Diverse Perspectives: What Distant Healing, Remote Viewing, and the Afterlife Suggest About Nonlocality

Pamela Rae Heath

In the past, nonlocality was only of interest to religion and philosophy. However, recent advances in physics have brought the topic into mainstream science. It behooves us to understand what the possible implications of this could be. One way to get a sense of these, is to move beyond dialectics to empiricism by considering other processes that appear to involved a significant degree of nonlocality: distant healing, remote viewing, and (if channeled messages are to be believed) the afterlife. The latter is particularly interesting, as it is often spoken of as being limitless, without the normal boundaries of space or time. Controlled remote viewing is likewise able to access information across space and time, while distant healing can be time- displaced and occur at a considerable distance. We will briefly look at what insights these can give us, including what resulted when "the implications of nonlocality" was used as a remote viewing target.
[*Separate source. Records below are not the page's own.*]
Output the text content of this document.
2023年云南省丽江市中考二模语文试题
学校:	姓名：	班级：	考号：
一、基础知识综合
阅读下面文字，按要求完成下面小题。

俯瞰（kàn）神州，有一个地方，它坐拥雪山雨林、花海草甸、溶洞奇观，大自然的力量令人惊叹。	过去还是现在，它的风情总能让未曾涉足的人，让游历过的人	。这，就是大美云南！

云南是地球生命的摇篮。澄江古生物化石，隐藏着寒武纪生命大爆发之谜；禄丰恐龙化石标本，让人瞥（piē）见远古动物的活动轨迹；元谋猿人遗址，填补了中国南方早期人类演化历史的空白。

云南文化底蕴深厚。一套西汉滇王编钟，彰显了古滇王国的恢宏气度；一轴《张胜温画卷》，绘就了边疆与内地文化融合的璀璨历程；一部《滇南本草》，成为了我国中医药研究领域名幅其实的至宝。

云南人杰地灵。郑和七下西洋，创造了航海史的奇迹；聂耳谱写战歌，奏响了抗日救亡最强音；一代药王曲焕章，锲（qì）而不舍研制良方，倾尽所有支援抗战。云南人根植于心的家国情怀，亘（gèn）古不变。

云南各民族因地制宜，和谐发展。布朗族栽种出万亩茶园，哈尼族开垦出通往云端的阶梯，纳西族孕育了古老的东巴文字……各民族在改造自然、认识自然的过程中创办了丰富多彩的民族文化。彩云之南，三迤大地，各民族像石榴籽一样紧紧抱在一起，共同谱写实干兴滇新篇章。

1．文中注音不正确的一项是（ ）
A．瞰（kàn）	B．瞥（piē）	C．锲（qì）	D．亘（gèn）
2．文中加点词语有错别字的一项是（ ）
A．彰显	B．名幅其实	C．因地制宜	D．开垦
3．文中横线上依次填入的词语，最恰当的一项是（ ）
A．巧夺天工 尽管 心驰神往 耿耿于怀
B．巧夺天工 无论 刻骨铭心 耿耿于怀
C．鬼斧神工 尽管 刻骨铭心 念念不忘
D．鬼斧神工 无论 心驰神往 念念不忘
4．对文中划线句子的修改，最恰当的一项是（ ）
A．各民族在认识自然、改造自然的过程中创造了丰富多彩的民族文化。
Bio: Pamela Rae Heath has an MD from the University of Texas Medical Branch at Galveston and practiced anesthesiology for nearly 30 years, serving as Chief of Anesthesia in Humana Hospital-Abilene and at Chinle Hospital on the Navaho Reservation. She began having spontaneous psychic experiences in the early 1990s, which led to her returning to graduate school for a doctorate in psychology with a dual specialization in parapsychology and hypnosis. Her dissertation was on mind-matter interaction.

Pamela Heath is a member of the Parapsychological Association, the Society for Psychical Research, and the Society for Scientific Exploration. She has published on experiential research, mind-matter interaction, place memory, and the afterlife. Her books include: The PK Zone, Suicide: What Really Happens in the Afterlife?; Handbook to the Afterlife; and Mind-Matter Interaction: Historical Reports, Research & Firsthand Accounts (available from McFarland in 2011).